Credit Cards and the Tragedy of The Commons
I’ve noticed here in the personal finance corner of the blogosphere that many of my fellow financial bloggers are promoting various credit cards. While many bloggers promote the fact that many cards have very generous cash back or enrollment bonuses (up to $500), the blogs are also making money on this promotion. Many financial blogs receive affiliate advertising money from links to credit card enrollment sites, and I understand that some of the affiliate fees going to bloggers can be nearly $90 per accepted card enrollment.
To be clear, using credit cards with high cash back benefits can get you back a significant amount of money. For example, the card that I use provides 6% cash back on grocery store purchases. This is probably worth about $300 per year, which is a significant amount of money. Many financial bloggers encourage readers to funnel all retail purchases through these cards to get the cash back benefits, and that is not bad advice. Further, using credit cards does afford a consumer certain protections from financial fraud – credit card providers take the hit if your card or card number is stolen and used to make fradulent purchases. Some cards also provide benefits like insurance on rental cars. I personally use my card for all of the above benefits.
However, all of these benefits do not come free, and this is where the tragedy of the commons comes into play. I am referring to merchant fees, which are the payment processing fees that credit card companies and banks (for debit cards) charge to retailers for processing the card transactions. This is also why tech companies are desperate to get into the payment processing business – there is a lot of money to be made in a 70% consumer economy.
First, we must understand that there are two types of card payment fees: credit and debit. Credit card fees are charged by traditional credit card companies or when you use your debit card as the “credit” option. Fees charged to merchants when you use your credit card can range from 2% to 5%. It is no wonder that my card can provide 6% cash back on groceries when they are charging 5% to the merchant! Of course, the merchants just pass these fees on to consumers as higher retail prices. This is the tragedy of the commons – we use our credit cards to get the personal cash back benefits, but we are all paying higher retail prices for this supposed benefit.
Debit cards have much lower merchant fees. In fact, these fees were actually regulated by the Federal Reserve as a result of the Durbin Amendment to the Dodd Frank Wallstreet Reform Act. As a result, banks can only charge merchants .05% of the transaction value plus a fixed fee of $.21 for each transaction. As Nobel-winning economist Joseph Stiglitz explains in this interview at Democracy Now!, the Federal Reserve actually fought against even lower rates under the Durbin Amendedment, and won in a court battle against retailers.
The results of these merchant fees for credit card and debit card transactions, and particularly the high credit card fees, is that a type of “sales tax” funnels billions of dollars each year out of the pockets of ordinary consumers, as well as retailers, and into the coffers of banks and credit card companies. This is just one way that the financial services industry makes money at the expense of ordinary people. Even if you pay your credit card balance each month, we are all collectively paying the costs of using credit cards.

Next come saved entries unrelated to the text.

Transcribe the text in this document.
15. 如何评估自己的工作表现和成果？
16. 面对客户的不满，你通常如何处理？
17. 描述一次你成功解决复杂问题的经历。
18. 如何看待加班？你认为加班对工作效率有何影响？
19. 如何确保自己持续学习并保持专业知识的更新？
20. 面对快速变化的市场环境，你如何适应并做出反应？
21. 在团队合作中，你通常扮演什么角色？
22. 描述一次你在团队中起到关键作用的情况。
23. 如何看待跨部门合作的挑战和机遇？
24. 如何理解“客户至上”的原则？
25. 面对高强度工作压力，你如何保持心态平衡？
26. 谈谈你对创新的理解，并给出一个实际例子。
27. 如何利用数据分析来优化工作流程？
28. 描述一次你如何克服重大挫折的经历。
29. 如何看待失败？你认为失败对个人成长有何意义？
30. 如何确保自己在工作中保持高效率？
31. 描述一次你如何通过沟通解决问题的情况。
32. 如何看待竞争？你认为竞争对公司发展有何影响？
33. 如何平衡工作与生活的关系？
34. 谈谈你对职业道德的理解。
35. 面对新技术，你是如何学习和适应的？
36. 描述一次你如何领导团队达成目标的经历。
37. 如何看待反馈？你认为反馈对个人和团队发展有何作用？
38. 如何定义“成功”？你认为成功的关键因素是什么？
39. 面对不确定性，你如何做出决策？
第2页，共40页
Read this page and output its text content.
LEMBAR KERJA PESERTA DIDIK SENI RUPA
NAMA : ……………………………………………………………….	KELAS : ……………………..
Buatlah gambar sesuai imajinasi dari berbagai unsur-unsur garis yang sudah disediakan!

What can we do about this injustice? While the retailer court challenge to the Fed’s inflated debit transaction fee rates failed, these fees are still a tiny percentage of the fees that credit card companies charge. To encourage financial justice, we must all use our debit cards when making retail purchases rather than credit. The result is that we collectively lower retail transaction fees from as much as 5% down to a regulated rate of .05%. This is a significant savings that retailers will eventually pass on to consumers if enough consumers start selecting “debit” and punching in their pin numbers. Do you want to be very radical? You could even use cash to pay for retail purchases, but what do you do then with all of the pocket change!?
I should note that there are times that I will use my credit card, and I always keep my credit card with me for emergencies. I always use my credit card where security or fear of swiping/card theft is a concern (e.g., restaurants), and I always use my credit card for car rentals to take advantage of the built-in car insurance in my card. However, I no longer use my credit card to take advantage of the “cash back” benefit, because I realize that I’m just harming all consumers by accepting this sort of “bribe” from the credit card companies. I hope you will do the same. Together we can start to take back some of our financial freedom from the finance industry!